AV's emeritus Professor Nigel Jump comments on the March 2023 budget
Worst fears about a UK recession this winter have receded. The economy seems to have bounced along at a fairly flat overall pace: typically, one month down and one month up. For example, UK real GDP was -0.5% lower in December but +0.3% higher in January. Similarly, the SW regional PMI signalled contraction in January (47.0) but expansion in February (52.5).
As a result, many forecasters have revised their predictions upwards, albeit with an outlook shifting only from ‘dire’ to ‘weak’. As the table shows, the OBR has set out a slightly better but still fragile picture, for and from, the latest Budget.
UK Central Economic Forecasts (OBR 2023)
The OBR forecasts show some improvement from November, but still presage a modest economic performance, especially compared with some of our main competitors and against much of our previous history.
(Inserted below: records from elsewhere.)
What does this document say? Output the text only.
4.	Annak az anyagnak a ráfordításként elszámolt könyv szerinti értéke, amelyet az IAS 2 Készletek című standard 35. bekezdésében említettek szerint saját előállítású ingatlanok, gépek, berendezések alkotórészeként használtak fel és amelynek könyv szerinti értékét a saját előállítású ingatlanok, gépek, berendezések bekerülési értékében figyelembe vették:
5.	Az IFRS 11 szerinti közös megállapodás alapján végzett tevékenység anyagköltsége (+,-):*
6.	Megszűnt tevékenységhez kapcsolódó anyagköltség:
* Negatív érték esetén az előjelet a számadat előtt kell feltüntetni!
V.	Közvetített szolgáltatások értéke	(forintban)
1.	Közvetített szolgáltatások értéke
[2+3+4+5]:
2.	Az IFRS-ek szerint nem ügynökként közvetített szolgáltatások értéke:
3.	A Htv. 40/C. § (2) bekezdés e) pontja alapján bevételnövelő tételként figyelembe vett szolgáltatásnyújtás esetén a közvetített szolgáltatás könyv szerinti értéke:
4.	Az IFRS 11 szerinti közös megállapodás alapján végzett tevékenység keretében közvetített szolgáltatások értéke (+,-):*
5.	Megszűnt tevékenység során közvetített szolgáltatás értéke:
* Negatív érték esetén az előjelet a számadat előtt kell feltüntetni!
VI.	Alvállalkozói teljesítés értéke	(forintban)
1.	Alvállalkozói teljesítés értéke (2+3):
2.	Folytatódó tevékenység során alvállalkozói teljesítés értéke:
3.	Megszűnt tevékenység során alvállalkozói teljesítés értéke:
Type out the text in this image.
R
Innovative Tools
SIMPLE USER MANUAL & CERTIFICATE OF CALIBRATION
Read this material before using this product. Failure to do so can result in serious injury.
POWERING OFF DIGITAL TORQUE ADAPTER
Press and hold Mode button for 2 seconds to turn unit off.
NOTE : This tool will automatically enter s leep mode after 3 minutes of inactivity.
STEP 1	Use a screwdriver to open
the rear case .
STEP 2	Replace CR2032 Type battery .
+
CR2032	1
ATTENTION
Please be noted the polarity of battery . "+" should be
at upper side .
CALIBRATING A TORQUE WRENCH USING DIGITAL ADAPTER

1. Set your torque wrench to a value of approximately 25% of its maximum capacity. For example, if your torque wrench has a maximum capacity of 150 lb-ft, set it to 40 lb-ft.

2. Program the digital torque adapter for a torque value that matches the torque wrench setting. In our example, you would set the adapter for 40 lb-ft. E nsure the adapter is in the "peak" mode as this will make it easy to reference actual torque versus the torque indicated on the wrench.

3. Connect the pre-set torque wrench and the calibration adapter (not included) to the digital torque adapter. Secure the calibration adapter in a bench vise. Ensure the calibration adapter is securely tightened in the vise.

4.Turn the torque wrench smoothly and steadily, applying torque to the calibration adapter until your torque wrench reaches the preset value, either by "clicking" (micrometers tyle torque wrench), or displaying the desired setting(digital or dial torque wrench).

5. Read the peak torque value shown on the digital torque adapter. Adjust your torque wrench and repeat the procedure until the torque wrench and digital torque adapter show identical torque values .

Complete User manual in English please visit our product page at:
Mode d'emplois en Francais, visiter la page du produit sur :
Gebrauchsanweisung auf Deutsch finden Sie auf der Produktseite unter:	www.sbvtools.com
They suggest continuing ‘stagflation’ for now, but with a turning point this year, especially on inflation. Growth remains very modest. The labour market loosens a little, whilst the external and public deficits remain huge (see table) into the medium term. The UK economy lacks resilience, characterised by underlying low productivity growth (the OBR says it stays well under 2% per annum into the medium term). The UK, struggling to pay its way in the world, remains vulnerable to external shocks.
Against this background, the HM Treasury Budget announced measures, such as wider child-care support, larger tax-free pension allowances and new 3-year investment incentives, to encourage labour participation and increase growth potential. It extended household help with energy bills for three months and posted means to encourage legal workforce migration and “going back-to-work” for young parents and early retirees. There were fresh announcements on funding devolution for Greater Manchester and the West Midlands and more on investment zones (none yet in the south) for digital and tech, green industries, life sciences, advanced manufacturing and creative industries. (It remains uncertain whether these will prove net beneficial or cause mere displacement for the “key” sectors and/or places.) There were also important increases in defence spending and some reference to climate technology, including nuclear power.
UK growth is being held back by areas of supply-side industrial decline without items of clear replacement. Global shocks from war and disease, poor governance and labour withdrawal remain important. The key symptoms are low investment, constrained trade, and failing infrastructure. Moreover, confidence remains vulnerable to, yet dependent on, higher interest rates to address important fundamentals.
The ECB, still catching up somewhat, has just raised its deposit rate by 0.5%, to 3%. Next week, the Bank of England may increase its bank rate from 4% and the Federal Reserve may push up its Fed Funds range from 4.25-4.75%. The recent collapse of the Silicon Valley Bank and the threat to Credit Suisse remind us how delicate current financial and economic predicaments are in this ‘stagflation’ world (see ‘misery’ = inflation + unemployment chart).
Since the turn of the year, economic tensions have eased somewhat, but risks are significant for energy prices, interest rates, growth prospects (real incomes, supply side investment and labour), and public debt and borrowing. The 2023 Budget sets a reasonable tone on some development matters, but its impact will be unclear for some time. Sadly, the only certainty is uncertainty.